Sąd Rejonowy w Wodzisławiu Śląskim uznał, że praktyka stosowana przez kobietę nie może być w żaden sposób akceptowana.

Wnoszenie niezliczonej ilości pozwów do niemal wszystkich sądów w kraju, przeciwko tym samym osobom, a następnie nieuzupełnianie braków formalnych tych pism procesowych pozwala stwierdzić, że powódka nie jest zainteresowana wygraną w procesie . Chce jedynie je nękać kolejnymi postępowaniami sądowymi, poprzez zapewnianie im stałej roli osoby pozwanej w rozlicznych procesach . A to w świetle obowiązującego prawa jest okolicznością nie do przyjęcia - wskazano w uzasadnieniu.

W takim wypadku zwolnienie M.D. od obowiązku ponoszenia kosztów takiego procesu, czy też ustanowienie na jej rzecz pełnomocnika z urzędu nie może mieć miejsca - przyznał sąd.

W jego ocenie sądu, kobieta świadomie wykorzystuje te dwie instytucje w celu niemającym nic wspólnego z dochodzeniem roszczeń przed sądem.

Sąd wskazał też, na postanowienie SA w Krakowie (sygn. I Acz 1245/12), który uznał, że nie może zasługiwać na wsparcie państwa strona, która mnoży w sposób oczywiście nieuzasadniony czynności przed sądem , a to z uwagi na wypaczenie instytucji zwolnienia od kosztów sądowych.

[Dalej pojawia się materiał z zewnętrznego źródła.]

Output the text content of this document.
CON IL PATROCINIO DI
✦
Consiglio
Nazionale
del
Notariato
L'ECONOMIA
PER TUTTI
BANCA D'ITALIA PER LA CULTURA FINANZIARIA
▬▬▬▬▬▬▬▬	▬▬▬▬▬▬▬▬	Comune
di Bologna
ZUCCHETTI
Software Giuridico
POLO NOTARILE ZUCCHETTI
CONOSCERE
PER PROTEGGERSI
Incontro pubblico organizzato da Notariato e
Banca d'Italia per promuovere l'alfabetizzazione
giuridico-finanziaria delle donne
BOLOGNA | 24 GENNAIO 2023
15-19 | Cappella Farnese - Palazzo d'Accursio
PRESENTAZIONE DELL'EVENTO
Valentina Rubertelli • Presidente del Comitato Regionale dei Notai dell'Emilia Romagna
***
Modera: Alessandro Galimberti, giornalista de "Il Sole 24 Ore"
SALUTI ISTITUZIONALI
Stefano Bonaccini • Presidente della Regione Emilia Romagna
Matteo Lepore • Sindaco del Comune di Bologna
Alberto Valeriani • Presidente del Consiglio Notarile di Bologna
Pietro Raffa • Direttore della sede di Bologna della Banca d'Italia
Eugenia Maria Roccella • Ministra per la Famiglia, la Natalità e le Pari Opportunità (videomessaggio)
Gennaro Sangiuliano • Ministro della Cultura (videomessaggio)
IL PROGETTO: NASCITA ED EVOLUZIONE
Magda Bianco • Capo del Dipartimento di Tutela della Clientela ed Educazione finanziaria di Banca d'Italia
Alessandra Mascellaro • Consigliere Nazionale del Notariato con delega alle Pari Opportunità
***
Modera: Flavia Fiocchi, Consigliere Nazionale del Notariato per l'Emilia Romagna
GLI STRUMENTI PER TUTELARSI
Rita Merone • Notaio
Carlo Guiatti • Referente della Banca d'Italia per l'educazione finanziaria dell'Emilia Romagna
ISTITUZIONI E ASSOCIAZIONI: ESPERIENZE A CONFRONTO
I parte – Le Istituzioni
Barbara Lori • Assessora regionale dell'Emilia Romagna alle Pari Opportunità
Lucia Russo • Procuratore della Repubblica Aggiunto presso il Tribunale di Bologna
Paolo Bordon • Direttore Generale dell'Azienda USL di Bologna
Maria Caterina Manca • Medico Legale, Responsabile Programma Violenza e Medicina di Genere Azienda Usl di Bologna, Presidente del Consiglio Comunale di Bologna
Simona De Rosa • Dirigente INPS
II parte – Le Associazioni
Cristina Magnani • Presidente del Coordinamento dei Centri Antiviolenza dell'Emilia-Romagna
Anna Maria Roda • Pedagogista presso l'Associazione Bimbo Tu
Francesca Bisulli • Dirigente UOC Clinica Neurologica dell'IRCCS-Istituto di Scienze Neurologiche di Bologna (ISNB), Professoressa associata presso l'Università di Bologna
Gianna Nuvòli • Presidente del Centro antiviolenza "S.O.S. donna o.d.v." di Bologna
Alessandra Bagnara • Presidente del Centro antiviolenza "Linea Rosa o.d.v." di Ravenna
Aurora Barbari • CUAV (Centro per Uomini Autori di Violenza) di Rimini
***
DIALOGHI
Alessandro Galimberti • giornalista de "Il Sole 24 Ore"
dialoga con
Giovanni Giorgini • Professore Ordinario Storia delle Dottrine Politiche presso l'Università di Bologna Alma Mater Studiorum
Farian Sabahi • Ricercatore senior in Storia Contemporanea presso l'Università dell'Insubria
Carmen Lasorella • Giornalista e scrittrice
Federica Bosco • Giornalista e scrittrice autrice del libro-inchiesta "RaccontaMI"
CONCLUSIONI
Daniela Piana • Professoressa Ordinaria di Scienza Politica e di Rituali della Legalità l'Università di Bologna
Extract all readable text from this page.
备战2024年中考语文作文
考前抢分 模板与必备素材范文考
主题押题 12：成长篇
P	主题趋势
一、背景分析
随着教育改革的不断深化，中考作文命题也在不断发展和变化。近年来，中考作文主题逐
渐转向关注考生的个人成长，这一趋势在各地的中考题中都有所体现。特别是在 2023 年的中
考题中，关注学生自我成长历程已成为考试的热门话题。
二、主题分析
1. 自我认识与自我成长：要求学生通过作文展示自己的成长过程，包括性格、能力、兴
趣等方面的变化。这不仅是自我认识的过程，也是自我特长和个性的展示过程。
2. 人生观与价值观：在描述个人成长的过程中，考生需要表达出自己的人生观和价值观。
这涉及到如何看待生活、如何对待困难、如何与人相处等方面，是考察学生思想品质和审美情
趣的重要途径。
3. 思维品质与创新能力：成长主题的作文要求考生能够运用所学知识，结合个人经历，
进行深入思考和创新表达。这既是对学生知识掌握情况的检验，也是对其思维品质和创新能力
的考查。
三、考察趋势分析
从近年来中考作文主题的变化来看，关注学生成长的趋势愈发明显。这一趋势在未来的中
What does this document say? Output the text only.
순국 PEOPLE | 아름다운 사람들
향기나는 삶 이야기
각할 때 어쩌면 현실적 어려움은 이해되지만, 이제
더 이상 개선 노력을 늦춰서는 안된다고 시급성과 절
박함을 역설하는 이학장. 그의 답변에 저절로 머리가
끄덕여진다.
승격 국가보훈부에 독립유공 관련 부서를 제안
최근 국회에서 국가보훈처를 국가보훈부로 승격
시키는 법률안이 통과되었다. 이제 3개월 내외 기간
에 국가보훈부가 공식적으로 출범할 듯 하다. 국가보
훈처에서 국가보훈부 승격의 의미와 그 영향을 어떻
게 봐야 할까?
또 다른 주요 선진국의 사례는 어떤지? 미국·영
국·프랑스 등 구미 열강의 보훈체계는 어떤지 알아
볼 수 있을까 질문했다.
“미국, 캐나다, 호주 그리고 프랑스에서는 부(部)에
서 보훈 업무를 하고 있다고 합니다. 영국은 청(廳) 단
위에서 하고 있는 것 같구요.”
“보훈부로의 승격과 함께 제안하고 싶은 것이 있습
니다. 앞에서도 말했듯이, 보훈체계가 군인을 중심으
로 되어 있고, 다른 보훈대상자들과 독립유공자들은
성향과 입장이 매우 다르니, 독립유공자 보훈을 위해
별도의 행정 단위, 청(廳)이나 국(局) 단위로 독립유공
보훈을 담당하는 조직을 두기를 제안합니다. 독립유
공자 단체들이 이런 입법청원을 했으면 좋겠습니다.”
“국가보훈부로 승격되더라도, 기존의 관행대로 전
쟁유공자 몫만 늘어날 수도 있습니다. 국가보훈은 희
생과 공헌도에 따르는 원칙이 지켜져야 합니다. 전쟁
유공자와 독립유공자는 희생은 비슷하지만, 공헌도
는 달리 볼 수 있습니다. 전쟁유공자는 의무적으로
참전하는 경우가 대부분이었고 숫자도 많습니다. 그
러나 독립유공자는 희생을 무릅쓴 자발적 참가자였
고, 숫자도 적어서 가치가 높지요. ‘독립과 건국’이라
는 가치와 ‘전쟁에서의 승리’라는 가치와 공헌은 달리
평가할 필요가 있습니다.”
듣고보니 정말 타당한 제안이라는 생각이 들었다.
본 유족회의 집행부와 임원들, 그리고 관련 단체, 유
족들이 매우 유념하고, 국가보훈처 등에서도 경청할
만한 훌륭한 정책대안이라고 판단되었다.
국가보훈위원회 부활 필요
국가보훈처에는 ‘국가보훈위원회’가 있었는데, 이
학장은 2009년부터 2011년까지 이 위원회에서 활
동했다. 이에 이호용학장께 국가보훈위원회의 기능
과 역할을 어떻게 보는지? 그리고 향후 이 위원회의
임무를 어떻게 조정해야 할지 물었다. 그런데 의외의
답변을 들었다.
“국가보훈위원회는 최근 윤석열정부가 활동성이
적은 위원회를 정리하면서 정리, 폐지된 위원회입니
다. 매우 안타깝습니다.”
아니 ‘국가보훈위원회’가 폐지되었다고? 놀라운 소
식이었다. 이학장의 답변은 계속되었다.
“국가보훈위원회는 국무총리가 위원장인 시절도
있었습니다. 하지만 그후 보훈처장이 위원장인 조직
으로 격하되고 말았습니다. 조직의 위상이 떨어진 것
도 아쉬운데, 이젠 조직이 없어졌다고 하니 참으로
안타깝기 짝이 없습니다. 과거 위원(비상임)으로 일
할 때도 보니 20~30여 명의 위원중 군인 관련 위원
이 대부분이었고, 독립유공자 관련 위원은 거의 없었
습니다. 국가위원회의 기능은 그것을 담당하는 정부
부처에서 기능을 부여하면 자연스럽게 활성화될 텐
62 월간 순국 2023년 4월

Wielość wytaczanych przez powódkę powództw i lakoniczność ich treści niepoparta żadnymi dowodami pozwala na twierdzenie, że M.D. nadużywa instytucji procesowych. Powyższe odnieść należy również do instytucji pełnomocnika procesowego z urzędu.

PS

Postanowienie Sądu Rejonowego w Wodzisławiu Śląskim (Sygn. I C 735/15)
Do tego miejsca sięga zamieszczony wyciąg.